The character of John Watson on the BBC’s show Sherlock as played by Martin Freeman is an exquisite mourner. You cannot watch his experience of grief and not be moved if you are at all engaged with the show and its characters. It’s an overused phrase, but Freeman is brilliant in this role.

There are so many flavors of mourning. Flavors? Yes, because they each leave their own taste in your mouth, one you remember every time you roll it around your mouth. That’s the other thing about mourning – you return to it, weighing and measuring it over and over. As the flavor changes over time, so does your experience of the pain.

Mourning the Past is a cold, hard thing. The more time passes, the more solid it becomes. Your neural network digs deeper channels and, like a needle skipping on a scratched record album, the flavor gets heavier, the pain more memorable. You feel bound to make the memory real enough to take the place of the thing you’ve lost.

Mourning the Present is a timeless, boundless thing. It covers everything in its flavor and consumes less intense experiences and emotions. It is forgetful and expansive and pervasive. The Myth of Moving On, which others often seem to expect almost immediately, is a farce. How can you move on when you’re existing outside of time and space?

Mourning the Future is dynamic and jittery. Weightless and filled with gravity. Ominous. A fear-filled unknown. A dangerous, ancient knowledge of inherent potential. You want to be hopeful; you need to be prepared.

Mourning is a heavy conversation, one I hardly feel qualified to lead others through. My share has been light and still the burden has been comprised of multitudes: Rage, Regret, Terror, Wistfulness, Longing, Sorrow. Emptiness. And there’s never a single path you can count on to make it through – The underbrush is overgrown and filled with the chattering grunts of unseen creatures, the water is brackish and fetid, the sky a darkness that allows true sight only at the final second. Makes aphorisms like “Everything will be alright” and “Don’t worry, God has a plan” fall flat and gasping at your feet.

Mourning is a constant checking: Has the pain subsided yet?

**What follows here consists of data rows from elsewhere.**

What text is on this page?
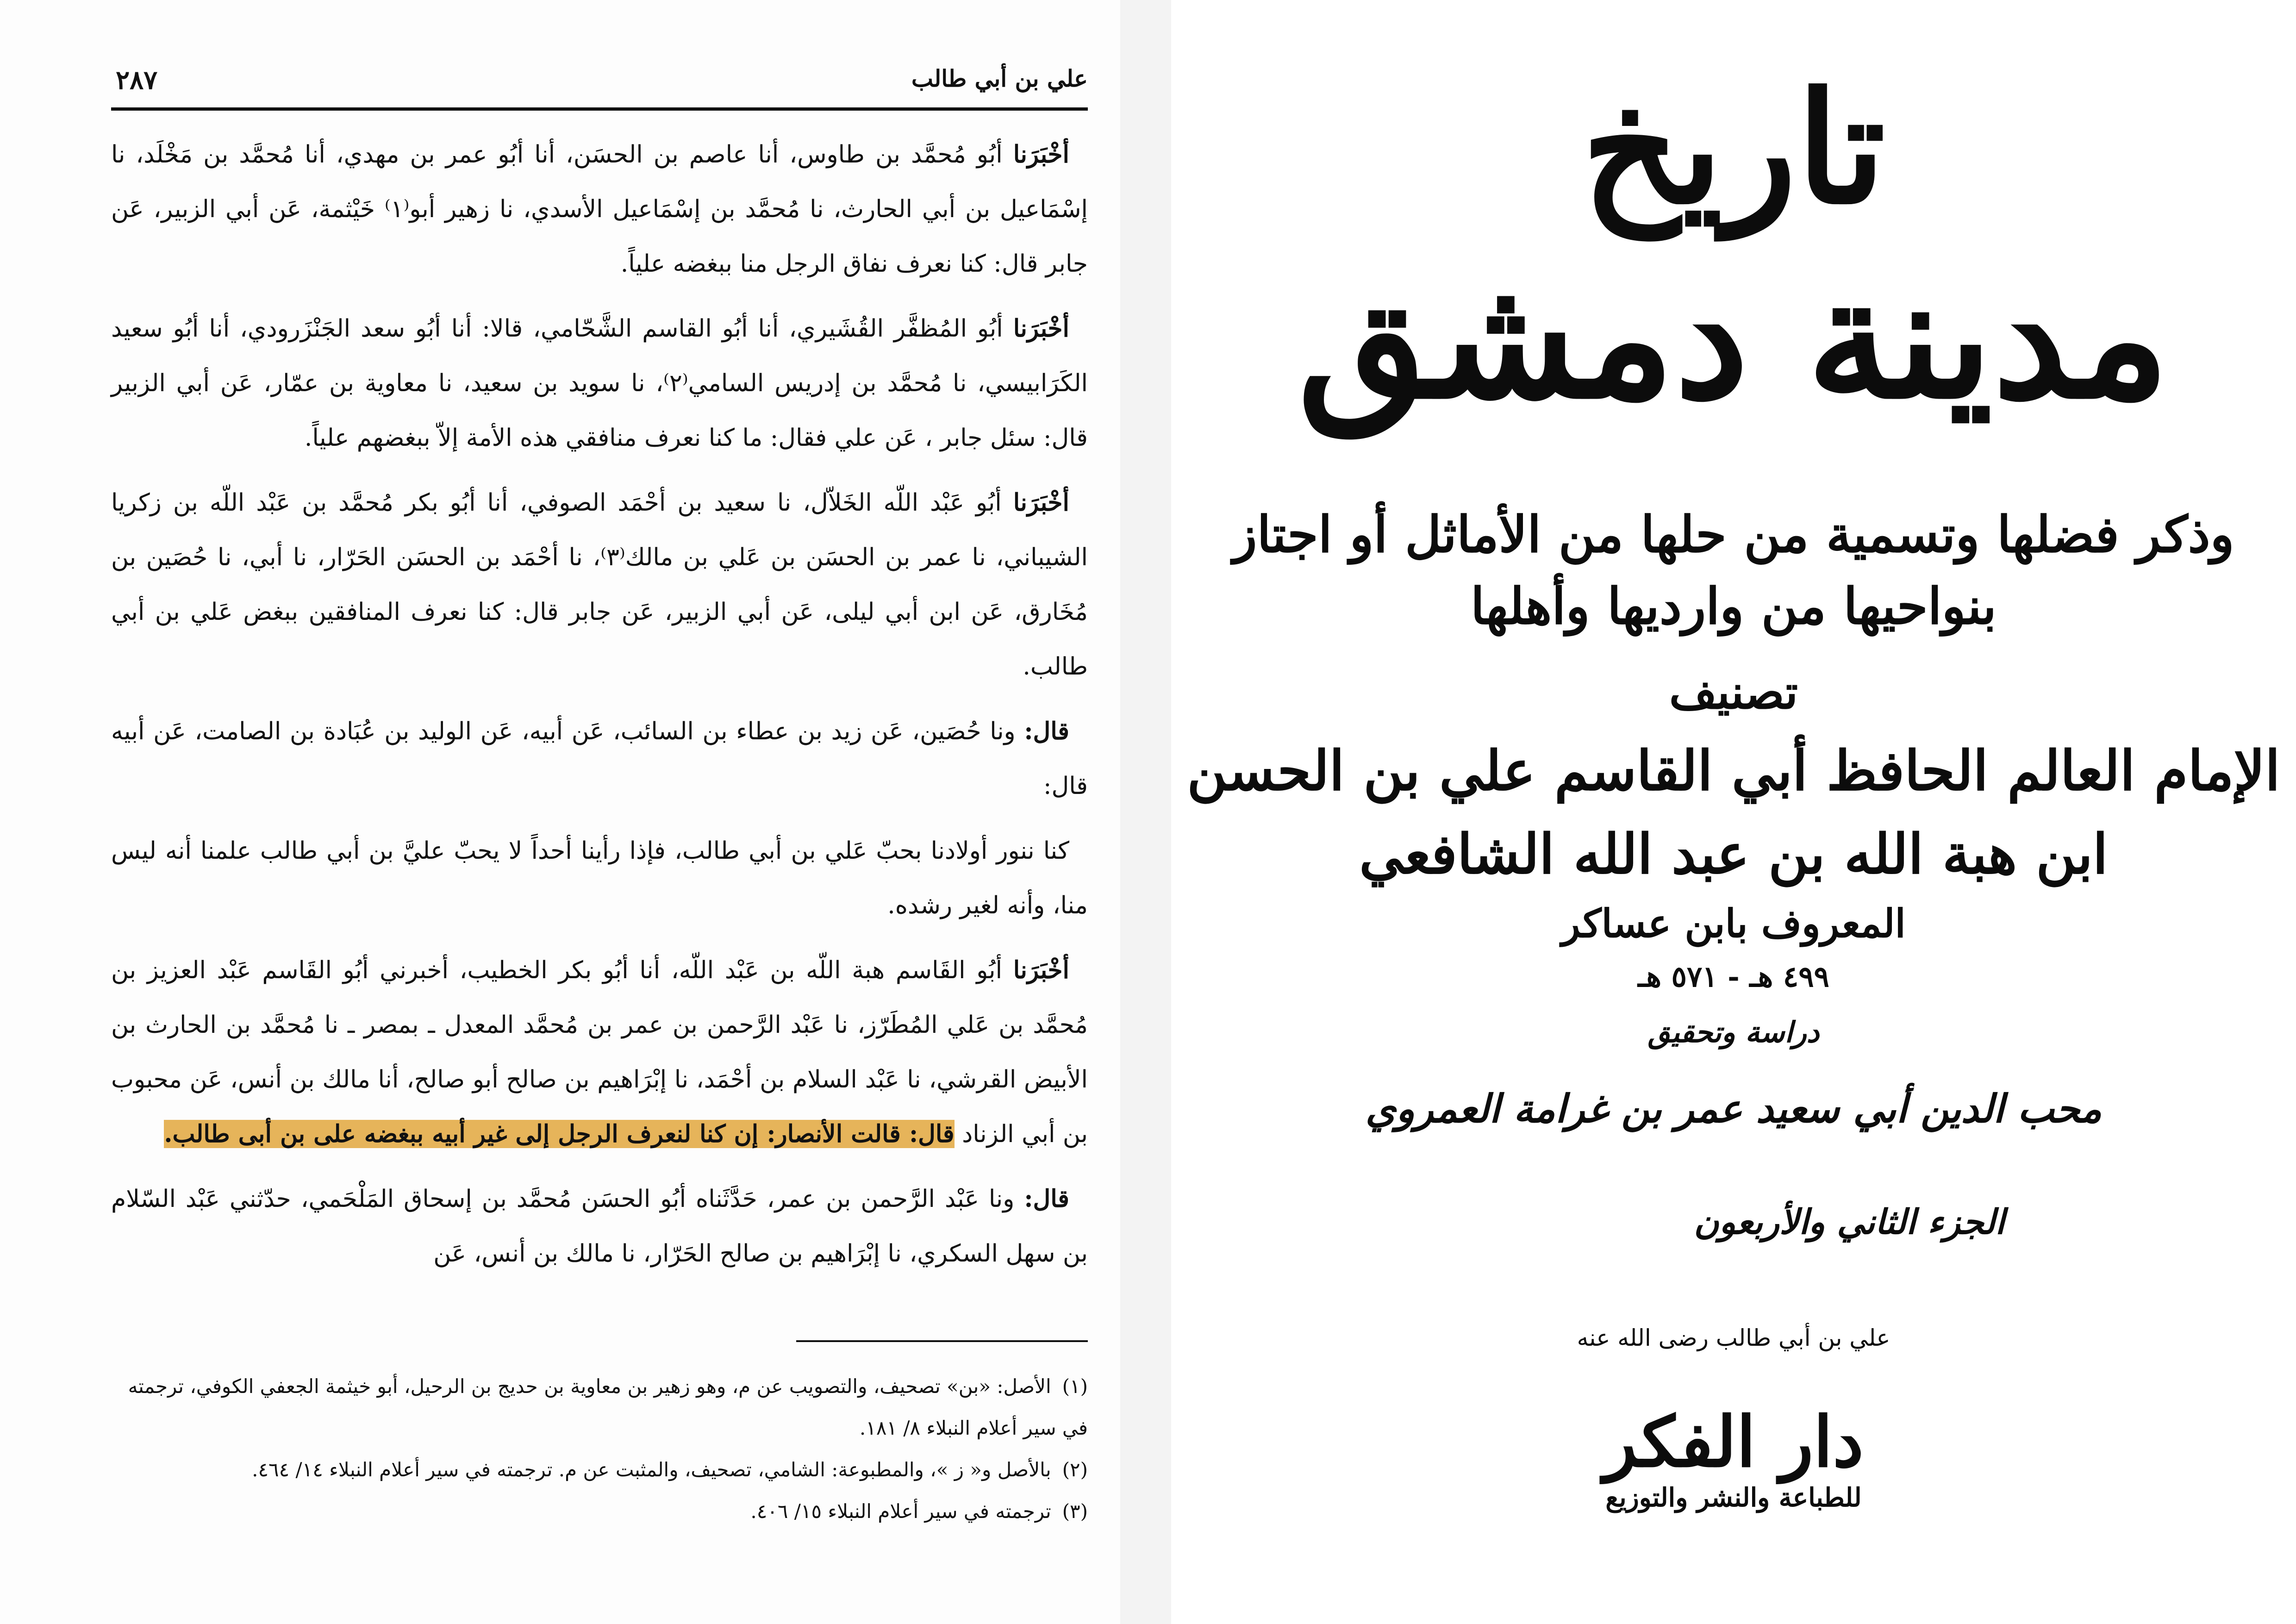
٢٨٧	علي بن أبي طالب

أخْبَرَنا أبُو مُحمَّد بن طاوس، أنا عاصم بن الحسَن، أنا أبُو عمر بن مهدي، أنا مُحمَّد بن مَخْلَد، نا إسْمَاعيل بن أبي الحارث، نا مُحمَّد بن إسْمَاعيل الأسدي، نا زهير أبو⁽١⁾ خَيْثمة، عَن أبي الزبير، عَن جابر قال: كنا نعرف نفاق الرجل منا ببغضه علياً.

أخْبَرَنا أبُو المُظفَّر القُشَيري، أنا أبُو القاسم الشَّحّامي، قالا: أنا أبُو سعد الجَنْزَرودي، أنا أبُو سعيد الكَرَابيسي، نا مُحمَّد بن إدريس السامي⁽٢⁾، نا سويد بن سعيد، نا معاوية بن عمّار، عَن أبي الزبير قال: سئل جابر ، عَن علي فقال: ما كنا نعرف منافقي هذه الأمة إلاّ ببغضهم علياً.

أخْبَرَنا أبُو عَبْد اللّه الخَلاّل، نا سعيد بن أحْمَد الصوفي، أنا أبُو بكر مُحمَّد بن عَبْد اللّه بن زكريا الشيباني، نا عمر بن الحسَن بن عَلي بن مالك⁽٣⁾، نا أحْمَد بن الحسَن الحَرّار، نا أبي، نا حُصَين بن مُخَارق، عَن ابن أبي ليلى، عَن أبي الزبير، عَن جابر قال: كنا نعرف المنافقين ببغض عَلي بن أبي طالب.

قال: ونا حُصَين، عَن زيد بن عطاء بن السائب، عَن أبيه، عَن الوليد بن عُبَادة بن الصامت، عَن أبيه قال:

كنا ننور أولادنا بحبّ عَلي بن أبي طالب، فإذا رأينا أحداً لا يحبّ عليَّ بن أبي طالب علمنا أنه ليس منا، وأنه لغير رشده.

أخْبَرَنا أبُو القَاسم هبة اللّه بن عَبْد اللّه، أنا أبُو بكر الخطيب، أخبرني أبُو القَاسم عَبْد العزيز بن مُحمَّد بن عَلي المُطَرّز، نا عَبْد الرَّحمن بن عمر بن مُحمَّد المعدل ـ بمصر ـ نا مُحمَّد بن الحارث بن الأبيض القرشي، نا عَبْد السلام بن أحْمَد، نا إبْرَاهيم بن صالح أبو صالح، أنا مالك بن أنس، عَن محبوب بن أبي الزناد قال: قالت الأنصار: إن كنا لنعرف الرجل إلى غير أبيه ببغضه على بن أبى طالب.

قال: ونا عَبْد الرَّحمن بن عمر، حَدَّثَناه أبُو الحسَن مُحمَّد بن إسحاق المَلْحَمي، حدّثني عَبْد السّلام بن سهل السكري، نا إبْرَاهيم بن صالح الحَرّار، نا مالك بن أنس، عَن

(١)الأصل: «بن» تصحيف، والتصويب عن م، وهو زهير بن معاوية بن حديج بن الرحيل، أبو خيثمة الجعفي الكوفي، ترجمته في سير أعلام النبلاء ٨/ ١٨١.

(٢)بالأصل و« ز »، والمطبوعة: الشامي، تصحيف، والمثبت عن م. ترجمته في سير أعلام النبلاء ١٤/ ٤٦٤.

(٣)ترجمته في سير أعلام النبلاء ١٥/ ٤٠٦.

تاريخ
مدينة دمشق
وذكر فضلها وتسمية من حلها من الأماثل أو اجتاز
بنواحيها من وارديها وأهلها
تصنيف
الإمام العالم الحافظ أبي القاسم علي بن الحسن
ابن هبة الله بن عبد الله الشافعي
المعروف بابن عساكر
٤٩٩ هـ - ٥٧١ هـ
دراسة وتحقيق
محب الدين أبي سعيد عمر بن غرامة العمروي
الجزء الثاني والأربعون
علي بن أبي طالب رضى الله عنه
دار الفكر
للطباعة والنشر والتوزيع
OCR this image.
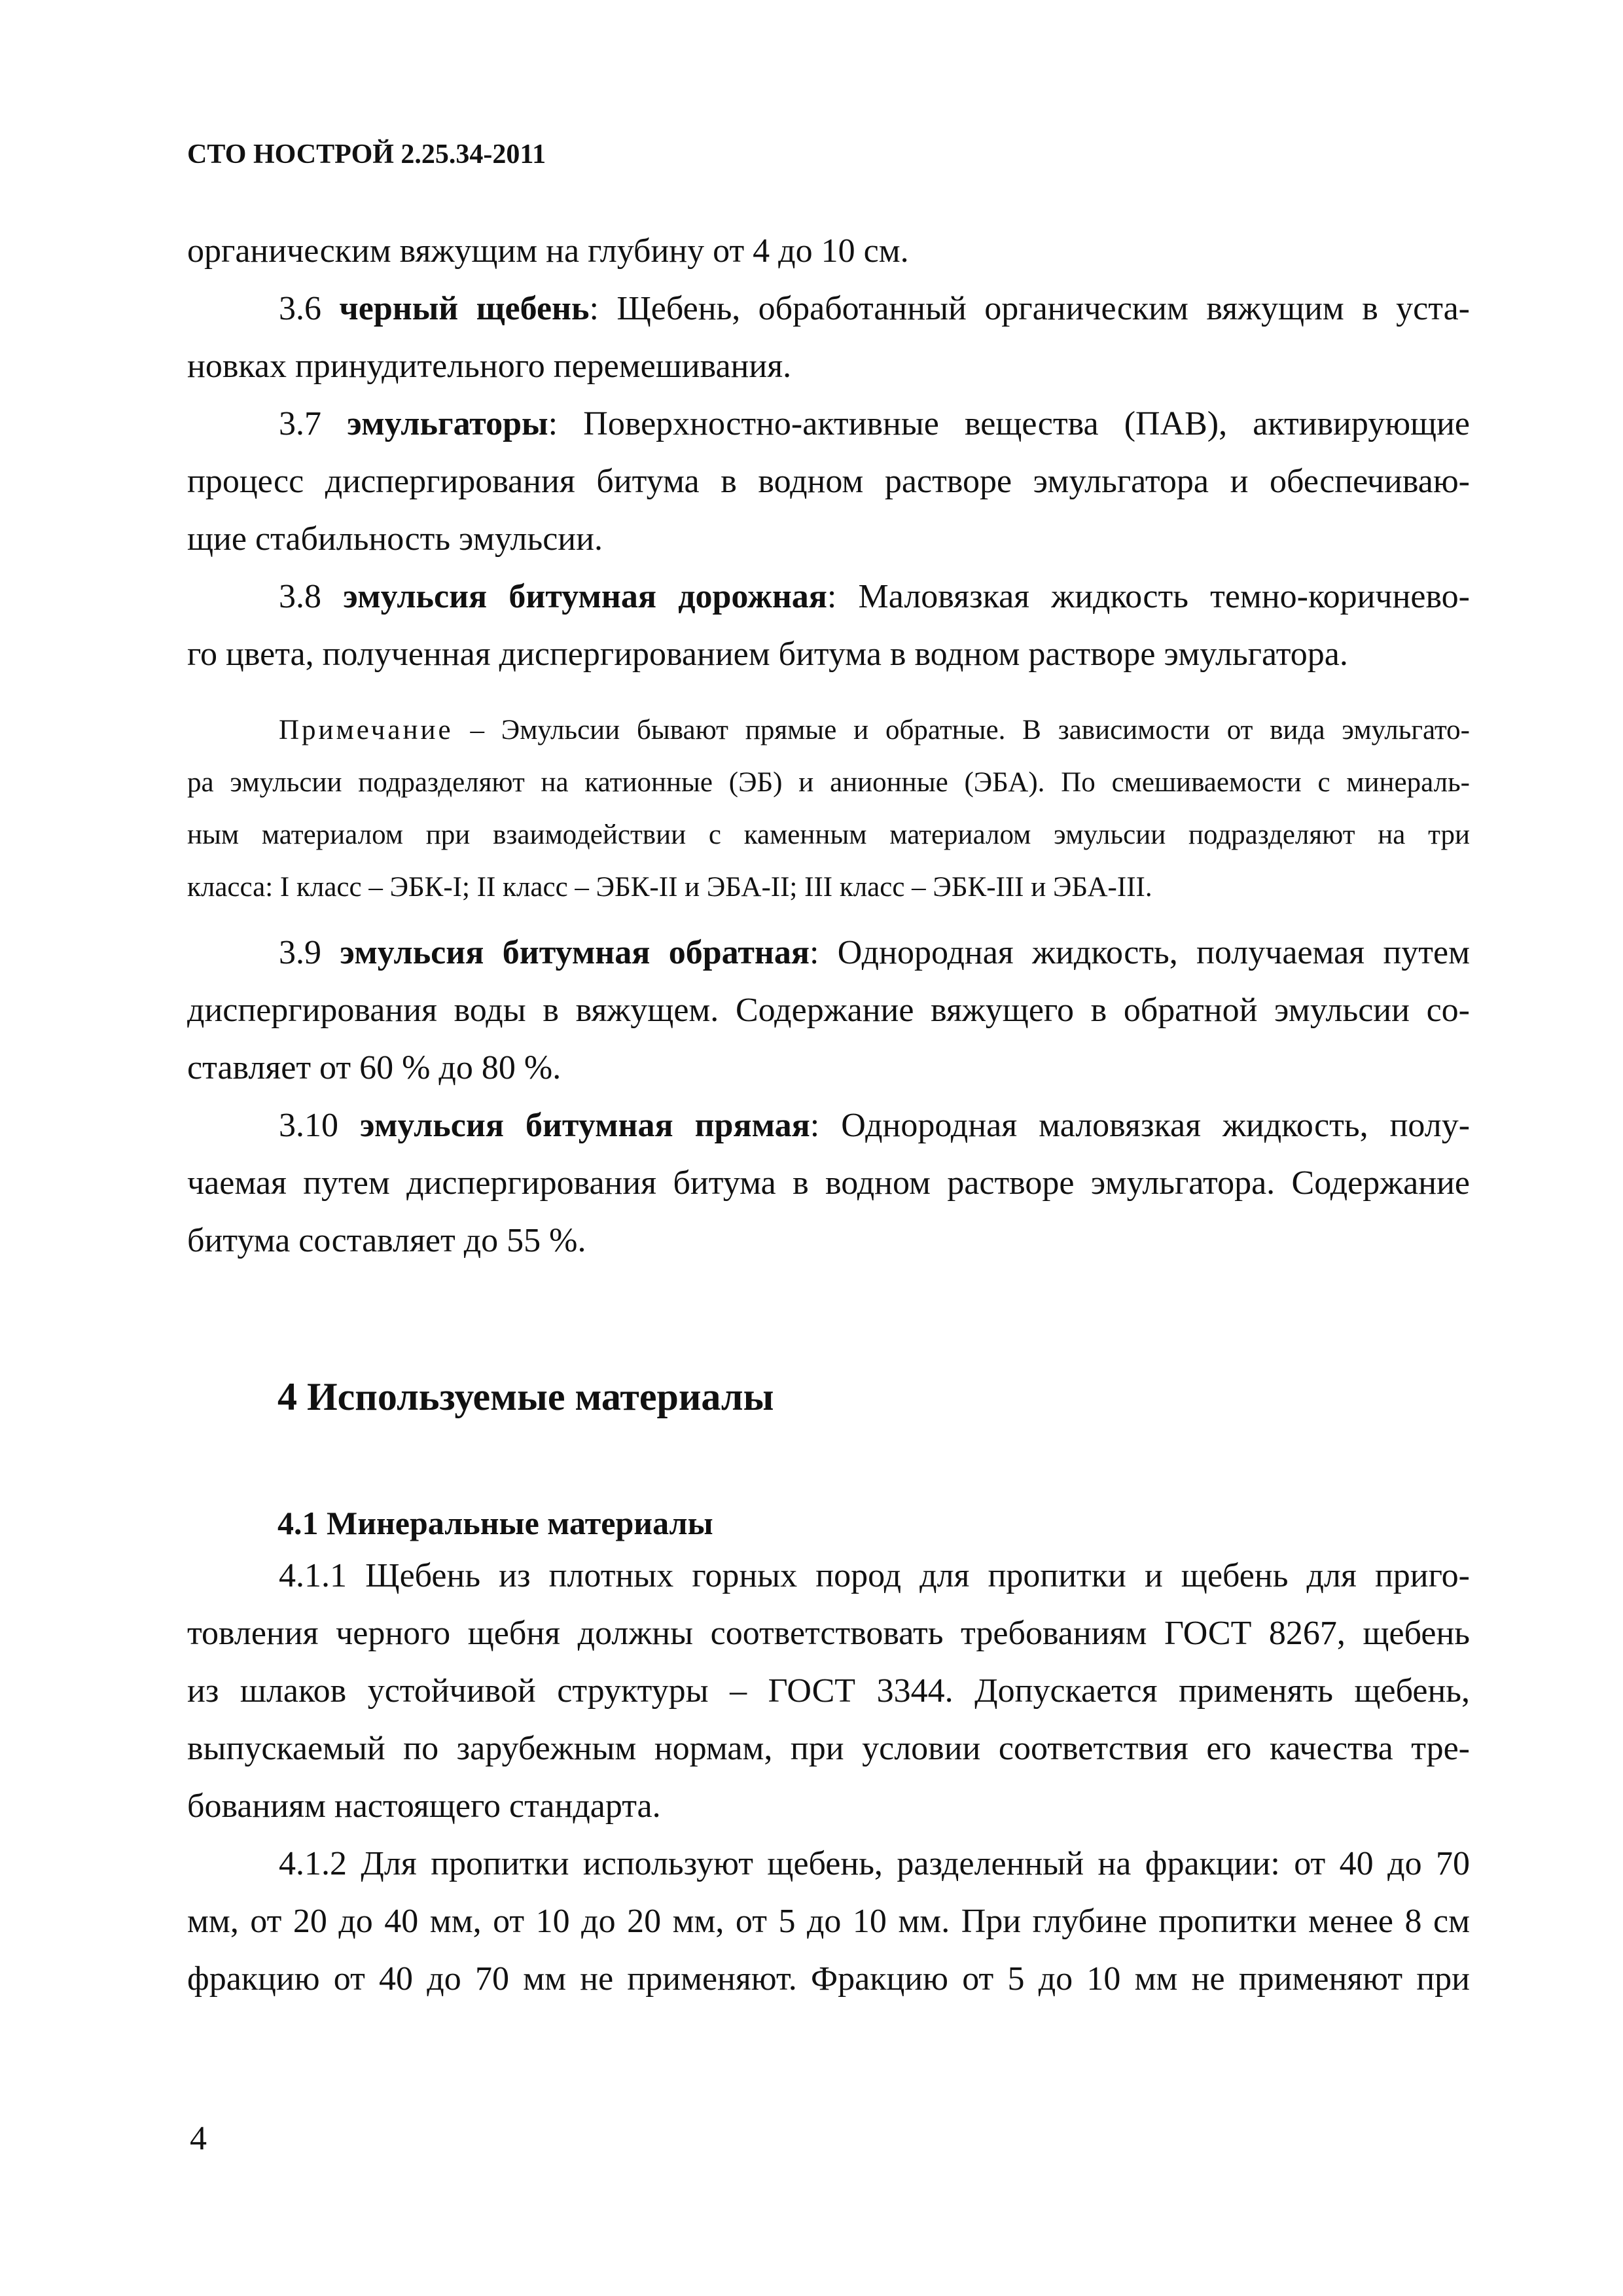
СТО НОСТРОЙ 2.25.34-2011
органическим вяжущим на глубину от 4 до 10 см.
3.6 черный щебень: Щебень, обработанный органическим вяжущим в уста-
новках принудительного перемешивания.
3.7 эмульгаторы: Поверхностно-активные вещества (ПАВ), активирующие
процесс диспергирования битума в водном растворе эмульгатора и обеспечиваю-
щие стабильность эмульсии.
3.8 эмульсия битумная дорожная: Маловязкая жидкость темно-коричнево-
го цвета, полученная диспергированием битума в водном растворе эмульгатора.
Примечание – Эмульсии бывают прямые и обратные. В зависимости от вида эмульгато-
ра эмульсии подразделяют на катионные (ЭБ) и анионные (ЭБА). По смешиваемости с минераль-
ным материалом при взаимодействии с каменным материалом эмульсии подразделяют на три
класса: I класс – ЭБК-I; II класс – ЭБК-II и ЭБА-II; III класс – ЭБК-III и ЭБА-III.
3.9 эмульсия битумная обратная: Однородная жидкость, получаемая путем
диспергирования воды в вяжущем. Содержание вяжущего в обратной эмульсии со-
ставляет от 60 % до 80 %.
3.10 эмульсия битумная прямая: Однородная маловязкая жидкость, полу-
чаемая путем диспергирования битума в водном растворе эмульгатора. Содержание
битума составляет до 55 %.
4 Используемые материалы
4.1 Минеральные материалы
4.1.1 Щебень из плотных горных пород для пропитки и щебень для приго-
товления черного щебня должны соответствовать требованиям ГОСТ 8267, щебень
из шлаков устойчивой структуры – ГОСТ 3344. Допускается применять щебень,
выпускаемый по зарубежным нормам, при условии соответствия его качества тре-
бованиям настоящего стандарта.
4.1.2 Для пропитки используют щебень, разделенный на фракции: от 40 до 70
мм, от 20 до 40 мм, от 10 до 20 мм, от 5 до 10 мм. При глубине пропитки менее 8 см
фракцию от 40 до 70 мм не применяют. Фракцию от 5 до 10 мм не применяют при
4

The question awakens the slumbering beast of pain. It smells your fear and tenses as its stomach rolls with hunger. It will take your sacrifice without ceremony, without offering anything in return. It is always ready to eat. It’s a burly fucker whose only mission is to ride you to the ground and smash your face in the gravel. Your wounds will form scars in thick, buckled grooves.

Perspectives evolve and my current one is having a hard time finding a break from mourning. Perhaps because there’s not a single death, no solitary ending, no solid line between then and now, before and after. But there will be one tomorrow and I’m not ready for it yet. I’m stuck and my optimism, which once seemed unflagging, has shored itself up in a bunker and didn’t leave me the passcode for safe entry.

Yes, I hope. I hope the changes coming won’t be our collective undoing. I hope that, if they are, that there’s something worthwhile on the other side and that I am graced with the privilege to witness it. I don’t want to cave to historical determinism or divisiveness or fear. And I won’t change anything about my day tomorrow, won’t do anything differently than I would any other day. I don’t want to be seen mourning… Because I don’t want to keep mourning.

But I won’t lie and say that I’m not.